Data Projector Evolution
Posted on 01 July 2010
The LCDs put for projection systems are typically small reflective or transmissive panels set off by a strong arc lamp source. A number of lenses magnifies the reflected or transmitted image and then casts it onto a screen.
With front-projection systems the LCD is set on the same side of the screen as the viewer, while in rear-projection systems the screen is set off from behind. Projectors of higher expense and capacity can have three distinct LCD panels, creating separate red, green, and blue images that mesh to reflect a coloured image on the screen.
The increase in requirement for visual displays has granted a special emphasis on the switching speed of liquid crystals. This has demanded the invention of items utilizing smectic liquid crystals, some kinds of which have a quicker electro-optical response than nematic liquid crystals.
The surface-stabilized ferroelectric liquid crystal (SSFLC) display is currently the most complex smectic device. With it the liquid crystal molecules are set out in layers that are perpendicular to the substrate planes, which are separated by one or two micrometres, and inside the layers the molecules are slanted, as displayed in the figure.

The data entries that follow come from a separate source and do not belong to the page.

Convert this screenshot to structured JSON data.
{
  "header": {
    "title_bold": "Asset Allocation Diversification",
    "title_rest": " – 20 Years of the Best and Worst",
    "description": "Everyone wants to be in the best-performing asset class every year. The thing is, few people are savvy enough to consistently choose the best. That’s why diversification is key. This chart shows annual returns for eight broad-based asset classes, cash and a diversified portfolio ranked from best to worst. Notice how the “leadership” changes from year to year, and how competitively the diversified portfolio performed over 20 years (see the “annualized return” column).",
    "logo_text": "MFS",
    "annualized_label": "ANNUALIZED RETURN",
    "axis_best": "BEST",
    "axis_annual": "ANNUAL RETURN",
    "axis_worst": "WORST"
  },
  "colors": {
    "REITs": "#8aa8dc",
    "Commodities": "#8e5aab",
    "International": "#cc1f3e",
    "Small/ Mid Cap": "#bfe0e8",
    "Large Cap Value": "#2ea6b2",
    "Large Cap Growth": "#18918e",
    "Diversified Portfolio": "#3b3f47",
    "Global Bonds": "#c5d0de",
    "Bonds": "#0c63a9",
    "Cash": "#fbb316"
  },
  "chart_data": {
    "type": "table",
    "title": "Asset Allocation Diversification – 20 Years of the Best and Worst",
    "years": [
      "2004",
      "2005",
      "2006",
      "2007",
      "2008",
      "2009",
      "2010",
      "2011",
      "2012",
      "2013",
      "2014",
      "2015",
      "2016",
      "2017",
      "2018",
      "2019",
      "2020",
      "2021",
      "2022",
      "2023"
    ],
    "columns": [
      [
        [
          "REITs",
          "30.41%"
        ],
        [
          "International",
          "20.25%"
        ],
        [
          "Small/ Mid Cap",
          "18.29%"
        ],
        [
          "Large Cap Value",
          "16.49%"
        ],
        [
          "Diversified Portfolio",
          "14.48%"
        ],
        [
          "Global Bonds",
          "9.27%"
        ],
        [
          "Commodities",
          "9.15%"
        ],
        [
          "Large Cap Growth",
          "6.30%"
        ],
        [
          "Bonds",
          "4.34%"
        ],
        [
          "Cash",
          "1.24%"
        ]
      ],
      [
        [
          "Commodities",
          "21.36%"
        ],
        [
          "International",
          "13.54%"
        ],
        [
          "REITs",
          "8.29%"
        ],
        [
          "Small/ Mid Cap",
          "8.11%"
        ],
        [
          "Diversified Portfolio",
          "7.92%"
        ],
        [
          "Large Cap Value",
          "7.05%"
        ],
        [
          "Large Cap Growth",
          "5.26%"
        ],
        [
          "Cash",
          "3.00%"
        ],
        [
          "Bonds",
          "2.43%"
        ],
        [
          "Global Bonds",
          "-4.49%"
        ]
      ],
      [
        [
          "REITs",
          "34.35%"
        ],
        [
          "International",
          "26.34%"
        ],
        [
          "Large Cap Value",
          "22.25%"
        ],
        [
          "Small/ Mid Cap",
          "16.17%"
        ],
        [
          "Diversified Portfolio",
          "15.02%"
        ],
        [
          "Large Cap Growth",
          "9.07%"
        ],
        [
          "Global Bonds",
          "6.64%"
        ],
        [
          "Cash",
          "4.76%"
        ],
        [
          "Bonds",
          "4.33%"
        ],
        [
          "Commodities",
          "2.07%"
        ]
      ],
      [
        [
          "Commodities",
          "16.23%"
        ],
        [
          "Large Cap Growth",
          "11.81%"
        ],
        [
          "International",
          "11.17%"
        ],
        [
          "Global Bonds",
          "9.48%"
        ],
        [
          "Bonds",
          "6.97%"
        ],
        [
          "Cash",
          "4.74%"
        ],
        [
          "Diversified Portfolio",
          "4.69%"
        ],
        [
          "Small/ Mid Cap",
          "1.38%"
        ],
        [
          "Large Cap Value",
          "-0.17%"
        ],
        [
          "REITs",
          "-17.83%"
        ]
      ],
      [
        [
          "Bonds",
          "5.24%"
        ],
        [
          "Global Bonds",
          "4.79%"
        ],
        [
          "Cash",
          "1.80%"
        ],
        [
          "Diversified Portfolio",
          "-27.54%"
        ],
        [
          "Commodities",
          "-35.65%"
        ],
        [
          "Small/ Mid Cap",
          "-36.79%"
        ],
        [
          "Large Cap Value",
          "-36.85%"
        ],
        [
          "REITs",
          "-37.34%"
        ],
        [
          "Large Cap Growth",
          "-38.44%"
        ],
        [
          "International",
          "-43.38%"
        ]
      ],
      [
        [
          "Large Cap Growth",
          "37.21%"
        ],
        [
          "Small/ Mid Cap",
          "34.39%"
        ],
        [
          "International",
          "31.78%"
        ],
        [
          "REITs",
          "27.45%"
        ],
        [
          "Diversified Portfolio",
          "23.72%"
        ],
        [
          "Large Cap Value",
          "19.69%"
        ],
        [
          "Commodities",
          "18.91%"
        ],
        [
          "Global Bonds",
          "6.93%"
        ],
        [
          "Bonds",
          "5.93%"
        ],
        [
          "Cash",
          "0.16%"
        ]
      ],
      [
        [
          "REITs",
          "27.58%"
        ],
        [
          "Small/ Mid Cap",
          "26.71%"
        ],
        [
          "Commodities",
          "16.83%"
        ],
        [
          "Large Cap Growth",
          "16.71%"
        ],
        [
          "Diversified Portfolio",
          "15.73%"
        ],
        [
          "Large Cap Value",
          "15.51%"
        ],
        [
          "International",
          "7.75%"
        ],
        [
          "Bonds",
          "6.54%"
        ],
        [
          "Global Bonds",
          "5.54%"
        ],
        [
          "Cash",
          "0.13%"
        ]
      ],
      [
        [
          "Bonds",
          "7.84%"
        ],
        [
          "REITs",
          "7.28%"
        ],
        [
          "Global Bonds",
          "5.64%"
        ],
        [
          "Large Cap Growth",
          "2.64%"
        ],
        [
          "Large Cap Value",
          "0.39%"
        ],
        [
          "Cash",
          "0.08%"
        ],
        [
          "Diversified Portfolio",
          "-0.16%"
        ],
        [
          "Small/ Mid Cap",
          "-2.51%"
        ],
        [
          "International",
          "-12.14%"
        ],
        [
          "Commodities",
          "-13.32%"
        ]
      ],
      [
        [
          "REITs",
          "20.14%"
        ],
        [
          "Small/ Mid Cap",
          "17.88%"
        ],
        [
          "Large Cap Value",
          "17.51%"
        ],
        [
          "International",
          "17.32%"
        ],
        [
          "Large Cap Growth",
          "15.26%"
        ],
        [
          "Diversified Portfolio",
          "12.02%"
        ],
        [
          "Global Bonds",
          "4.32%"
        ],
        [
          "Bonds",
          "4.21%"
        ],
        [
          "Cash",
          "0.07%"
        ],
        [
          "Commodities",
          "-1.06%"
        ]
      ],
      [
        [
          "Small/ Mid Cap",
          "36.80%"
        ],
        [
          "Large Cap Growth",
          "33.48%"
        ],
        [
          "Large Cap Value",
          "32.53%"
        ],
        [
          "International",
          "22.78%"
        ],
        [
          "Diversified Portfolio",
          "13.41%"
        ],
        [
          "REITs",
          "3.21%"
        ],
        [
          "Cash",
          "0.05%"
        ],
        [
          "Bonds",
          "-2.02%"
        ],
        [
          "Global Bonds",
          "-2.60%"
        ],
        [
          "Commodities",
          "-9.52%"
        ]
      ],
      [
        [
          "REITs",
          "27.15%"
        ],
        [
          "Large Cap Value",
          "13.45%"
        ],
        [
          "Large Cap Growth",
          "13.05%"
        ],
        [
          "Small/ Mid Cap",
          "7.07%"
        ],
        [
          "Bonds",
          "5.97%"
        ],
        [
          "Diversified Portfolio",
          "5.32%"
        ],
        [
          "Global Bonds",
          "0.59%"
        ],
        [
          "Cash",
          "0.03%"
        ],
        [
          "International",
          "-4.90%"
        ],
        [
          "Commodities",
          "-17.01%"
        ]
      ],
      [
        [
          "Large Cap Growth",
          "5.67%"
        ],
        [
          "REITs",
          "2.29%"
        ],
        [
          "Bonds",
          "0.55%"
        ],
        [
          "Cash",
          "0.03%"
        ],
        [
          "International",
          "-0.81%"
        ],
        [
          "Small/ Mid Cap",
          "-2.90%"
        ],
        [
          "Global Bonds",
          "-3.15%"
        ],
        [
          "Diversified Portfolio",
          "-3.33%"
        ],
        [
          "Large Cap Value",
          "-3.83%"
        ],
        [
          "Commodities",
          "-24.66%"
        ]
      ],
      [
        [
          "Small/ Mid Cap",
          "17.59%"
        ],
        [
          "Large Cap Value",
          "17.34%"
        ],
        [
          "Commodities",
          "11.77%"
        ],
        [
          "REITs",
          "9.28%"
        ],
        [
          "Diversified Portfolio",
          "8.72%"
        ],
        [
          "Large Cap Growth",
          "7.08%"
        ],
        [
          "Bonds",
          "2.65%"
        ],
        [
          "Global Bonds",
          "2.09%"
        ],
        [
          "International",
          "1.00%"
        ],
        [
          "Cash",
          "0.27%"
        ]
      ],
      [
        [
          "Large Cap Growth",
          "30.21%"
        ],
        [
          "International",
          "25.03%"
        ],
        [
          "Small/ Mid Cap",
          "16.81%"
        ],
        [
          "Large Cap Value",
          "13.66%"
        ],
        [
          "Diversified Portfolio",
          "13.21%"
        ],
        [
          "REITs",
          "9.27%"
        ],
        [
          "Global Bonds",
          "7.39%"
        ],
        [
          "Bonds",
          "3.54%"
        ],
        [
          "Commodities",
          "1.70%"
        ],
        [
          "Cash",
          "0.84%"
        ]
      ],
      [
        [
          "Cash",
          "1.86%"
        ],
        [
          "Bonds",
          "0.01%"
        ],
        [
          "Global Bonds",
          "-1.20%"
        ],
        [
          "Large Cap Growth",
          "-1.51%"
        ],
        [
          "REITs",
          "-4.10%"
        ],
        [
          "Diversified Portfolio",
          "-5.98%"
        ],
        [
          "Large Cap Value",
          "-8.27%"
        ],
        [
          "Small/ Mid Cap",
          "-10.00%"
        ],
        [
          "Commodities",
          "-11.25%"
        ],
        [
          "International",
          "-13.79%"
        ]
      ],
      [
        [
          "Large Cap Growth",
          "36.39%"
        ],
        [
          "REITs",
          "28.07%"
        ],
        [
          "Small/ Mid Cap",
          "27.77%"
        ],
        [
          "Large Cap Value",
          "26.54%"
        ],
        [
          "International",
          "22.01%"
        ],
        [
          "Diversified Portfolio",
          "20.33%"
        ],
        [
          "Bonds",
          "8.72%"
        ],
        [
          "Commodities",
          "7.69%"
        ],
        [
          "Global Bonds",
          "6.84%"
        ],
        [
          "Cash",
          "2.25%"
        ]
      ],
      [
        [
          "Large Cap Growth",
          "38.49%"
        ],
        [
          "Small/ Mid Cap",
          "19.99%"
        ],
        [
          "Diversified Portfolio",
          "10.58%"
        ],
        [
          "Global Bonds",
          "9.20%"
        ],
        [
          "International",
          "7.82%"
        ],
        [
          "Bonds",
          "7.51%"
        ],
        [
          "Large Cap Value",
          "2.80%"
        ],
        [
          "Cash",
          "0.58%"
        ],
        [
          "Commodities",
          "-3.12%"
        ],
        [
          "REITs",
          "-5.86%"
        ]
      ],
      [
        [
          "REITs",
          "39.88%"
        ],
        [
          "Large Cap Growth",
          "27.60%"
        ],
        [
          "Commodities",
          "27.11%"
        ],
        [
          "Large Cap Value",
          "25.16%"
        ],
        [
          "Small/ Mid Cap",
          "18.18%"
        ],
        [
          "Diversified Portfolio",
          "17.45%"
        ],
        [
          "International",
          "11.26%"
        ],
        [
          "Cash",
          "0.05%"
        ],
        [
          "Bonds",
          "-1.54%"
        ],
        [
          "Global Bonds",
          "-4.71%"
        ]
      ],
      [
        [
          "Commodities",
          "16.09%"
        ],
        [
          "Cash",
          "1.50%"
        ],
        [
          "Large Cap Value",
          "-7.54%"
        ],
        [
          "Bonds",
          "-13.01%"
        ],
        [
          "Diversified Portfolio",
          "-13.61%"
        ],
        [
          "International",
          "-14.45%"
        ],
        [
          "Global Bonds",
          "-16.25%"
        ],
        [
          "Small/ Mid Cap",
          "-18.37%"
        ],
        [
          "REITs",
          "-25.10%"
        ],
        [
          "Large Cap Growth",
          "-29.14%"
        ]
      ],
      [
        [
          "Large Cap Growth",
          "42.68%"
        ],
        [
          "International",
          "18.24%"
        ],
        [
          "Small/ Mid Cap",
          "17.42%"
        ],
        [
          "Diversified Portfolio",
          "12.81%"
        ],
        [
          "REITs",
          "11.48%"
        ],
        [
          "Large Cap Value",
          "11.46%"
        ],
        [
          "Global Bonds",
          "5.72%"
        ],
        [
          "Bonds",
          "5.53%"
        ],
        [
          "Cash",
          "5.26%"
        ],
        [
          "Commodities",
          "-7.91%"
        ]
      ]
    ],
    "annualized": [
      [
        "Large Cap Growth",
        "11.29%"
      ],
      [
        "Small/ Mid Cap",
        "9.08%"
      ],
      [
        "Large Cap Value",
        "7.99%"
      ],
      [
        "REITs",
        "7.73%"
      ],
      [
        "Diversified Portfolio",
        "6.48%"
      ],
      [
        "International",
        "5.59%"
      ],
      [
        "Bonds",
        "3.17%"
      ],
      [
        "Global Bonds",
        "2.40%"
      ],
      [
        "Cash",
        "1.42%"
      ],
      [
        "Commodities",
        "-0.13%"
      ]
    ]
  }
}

The host liquid crystal contains optically active molecules, and a subtle result of the optical activity and the slant of the molecules is the presence of a permanent charge separation, or ferroelectric dipole, comparable to the ferromagnetic dipole of a magnet. The direction of this dipole is perpendicular to the tilt direction of the molecules and throughout the plane of the layers. Thus, there exists a permanent charge separation across the liquid crystal layer in the SSFLC, and its sign is directly coupled to the tilt direction of the molecules. An applied voltage of the correct sign can reverse the direction of this dipole in tens of microseconds and hence reverse the tilt direction of the molecules. The respective change in optical properties can make a change from light to dark when one or more polarizers are used.

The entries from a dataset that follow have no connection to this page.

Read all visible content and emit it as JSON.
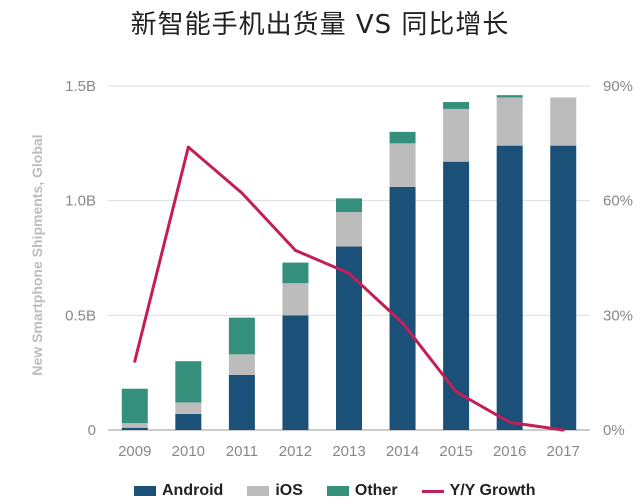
{
  "title": "新智能手机出货量 VS 同比增长",
  "chart_data": {
    "type": "bar",
    "categories": [
      "2009",
      "2010",
      "2011",
      "2012",
      "2013",
      "2014",
      "2015",
      "2016",
      "2017"
    ],
    "series": [
      {
        "name": "Android",
        "type": "bar",
        "color": "#1b5178",
        "values": [
          0.01,
          0.07,
          0.24,
          0.5,
          0.8,
          1.06,
          1.17,
          1.24,
          1.24
        ]
      },
      {
        "name": "iOS",
        "type": "bar",
        "color": "#bcbcbc",
        "values": [
          0.02,
          0.05,
          0.09,
          0.14,
          0.15,
          0.19,
          0.23,
          0.21,
          0.21
        ]
      },
      {
        "name": "Other",
        "type": "bar",
        "color": "#34907a",
        "values": [
          0.15,
          0.18,
          0.16,
          0.09,
          0.06,
          0.05,
          0.03,
          0.01,
          0.0
        ]
      },
      {
        "name": "Y/Y Growth",
        "type": "line",
        "axis": "right",
        "color": "#c41e5a",
        "values": [
          18,
          74,
          62,
          47,
          41,
          28,
          10,
          2,
          0
        ]
      }
    ],
    "ylabel": "New Smartphone Shipments, Global",
    "ylim": [
      0,
      1.5
    ],
    "y2lim": [
      0,
      90
    ],
    "yticks": [
      "0",
      "0.5B",
      "1.0B",
      "1.5B"
    ],
    "y2ticks": [
      "0%",
      "30%",
      "60%",
      "90%"
    ],
    "legend": "bottom"
  }
}
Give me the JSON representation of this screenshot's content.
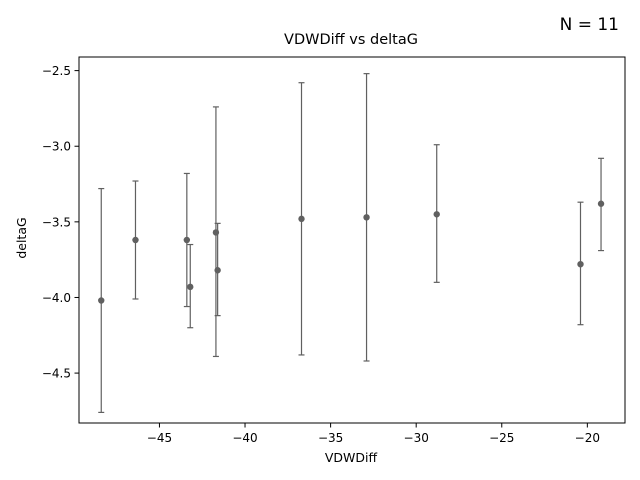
{
  "annotation": "N = 11",
  "chart_data": {
    "type": "scatter",
    "title": "VDWDiff vs deltaG",
    "xlabel": "VDWDiff",
    "ylabel": "deltaG",
    "xlim": [
      -49.7,
      -17.8
    ],
    "ylim": [
      -4.83,
      -2.41
    ],
    "xticks": [
      -45,
      -40,
      -35,
      -30,
      -25,
      -20
    ],
    "yticks": [
      -4.5,
      -4.0,
      -3.5,
      -3.0,
      -2.5
    ],
    "xtick_labels": [
      "−45",
      "−40",
      "−35",
      "−30",
      "−25",
      "−20"
    ],
    "ytick_labels": [
      "−4.5",
      "−4.0",
      "−3.5",
      "−3.0",
      "−2.5"
    ],
    "grid": false,
    "marker_color": "#606060",
    "points": [
      {
        "x": -48.4,
        "y": -4.02,
        "err_low": -4.76,
        "err_high": -3.28
      },
      {
        "x": -46.4,
        "y": -3.62,
        "err_low": -4.01,
        "err_high": -3.23
      },
      {
        "x": -43.4,
        "y": -3.62,
        "err_low": -4.06,
        "err_high": -3.18
      },
      {
        "x": -43.2,
        "y": -3.93,
        "err_low": -4.2,
        "err_high": -3.65
      },
      {
        "x": -41.7,
        "y": -3.57,
        "err_low": -4.39,
        "err_high": -2.74
      },
      {
        "x": -41.6,
        "y": -3.82,
        "err_low": -4.12,
        "err_high": -3.51
      },
      {
        "x": -36.7,
        "y": -3.48,
        "err_low": -4.38,
        "err_high": -2.58
      },
      {
        "x": -32.9,
        "y": -3.47,
        "err_low": -4.42,
        "err_high": -2.52
      },
      {
        "x": -28.8,
        "y": -3.45,
        "err_low": -3.9,
        "err_high": -2.99
      },
      {
        "x": -20.4,
        "y": -3.78,
        "err_low": -4.18,
        "err_high": -3.37
      },
      {
        "x": -19.2,
        "y": -3.38,
        "err_low": -3.69,
        "err_high": -3.08
      }
    ]
  }
}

SSFLC devices have been produced for big passive-matrix displays, but their expensiveness and intricacy has prevented them from creating any particular effect on the market. Small transmissive and reflective active-matrix SSFLC displays, however, display some possibility for use as aspects in projection systems or as viewfinders in digital cameras. Their fast reacting allows them to be made use of in time-sequential colour systems, in which dear colour filters are replaced with a coloured backlight that flashes red, green, and blue in rapid speed (around 100 cycles in a second). For example, the liquid crystal might be switched to a transmissive state during the red and green periods then to a nontransmissive state during the blue period, displaying the result that the eye sees an average of red and green light, or the colour yellow.